There was no interaction observed between visceral adipose tissue and weekday sleep midpoint on systolic or diastolic BP, but interactions were observed when only examining weekdays. For 133 adolescents in school who had a sleep midpoint of 2 a.m. or later on weekdays, each one standard deviation increase in visceral adipose tissue increased systolic BP by 4.93 mm Hg (P < .001) and diastolic BP by 2.32 mm Hg (P = .004). Researchers also observed a significant interaction between visceral adipose tissue and the difference in sleep midpoint from weekdays to weekend on systolic BP for participants who were in school (P = .004). Adolescents in school who had a difference in sleep midpoint of less than 30 minutes had a 7.94 mm Hg increase in systolic BP with each one standard deviation increase in visceral adipose tissue (P = .001).

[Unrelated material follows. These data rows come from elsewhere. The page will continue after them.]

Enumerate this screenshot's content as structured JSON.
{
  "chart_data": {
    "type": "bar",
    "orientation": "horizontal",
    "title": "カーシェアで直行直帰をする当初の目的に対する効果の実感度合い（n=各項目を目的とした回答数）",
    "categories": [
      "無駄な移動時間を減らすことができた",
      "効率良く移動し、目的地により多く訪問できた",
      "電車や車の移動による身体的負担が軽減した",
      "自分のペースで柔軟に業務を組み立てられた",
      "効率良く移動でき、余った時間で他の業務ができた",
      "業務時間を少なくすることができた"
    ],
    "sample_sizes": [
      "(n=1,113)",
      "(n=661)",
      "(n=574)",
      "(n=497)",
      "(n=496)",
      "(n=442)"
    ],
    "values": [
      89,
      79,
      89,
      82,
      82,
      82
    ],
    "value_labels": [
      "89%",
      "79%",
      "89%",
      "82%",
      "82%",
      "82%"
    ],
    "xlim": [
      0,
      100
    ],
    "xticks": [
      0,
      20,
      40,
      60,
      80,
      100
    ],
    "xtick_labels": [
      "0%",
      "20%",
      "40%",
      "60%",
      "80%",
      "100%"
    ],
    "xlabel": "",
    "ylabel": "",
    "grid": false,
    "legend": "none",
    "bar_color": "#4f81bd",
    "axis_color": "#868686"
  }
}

“It was unexpected to find that certain adolescents had a rather low degree of social jetlag, understood as the difference between weekends (when adolescents sleep later and catch up on sleep) and weekdays (when they have set social and academic schedules),” Natasha Morales-Ghinaglia, graduate student at the Penn State Sleep Research and Treatment Center, told Healio. “We dug deeper to find that those with little social jetlag was because they were already sleeping late during school days, thus, their association with worse BP.”
Screening for circadian misalignment important
Fernandez-Mendoza said the findings emphasize the need for adolescents with obesity to be screened for circadian misalignment.
“Clinical evaluations of the sleep-wake pattern should account for adolescents’ different life scenarios, such as during the school year when they have to obey school start times and extracurricular obligations or while on break when they more freely can follow their endogenous or preferred timing of sleep,” Fernandez-Mendoza said. “Taking these scenarios into account helps clinicians uncover distinct forms of circadian misalignment, such as pure delayed sleep phase, high sleep irregularity and social jetlag.”
Morales-Ghinaglia said longitudinal study is needed to assess the long-term impact of the associations observed in the study. A follow-up of the Penn State Child Cohort is planned to take place when the cohort is aged 20 years and older.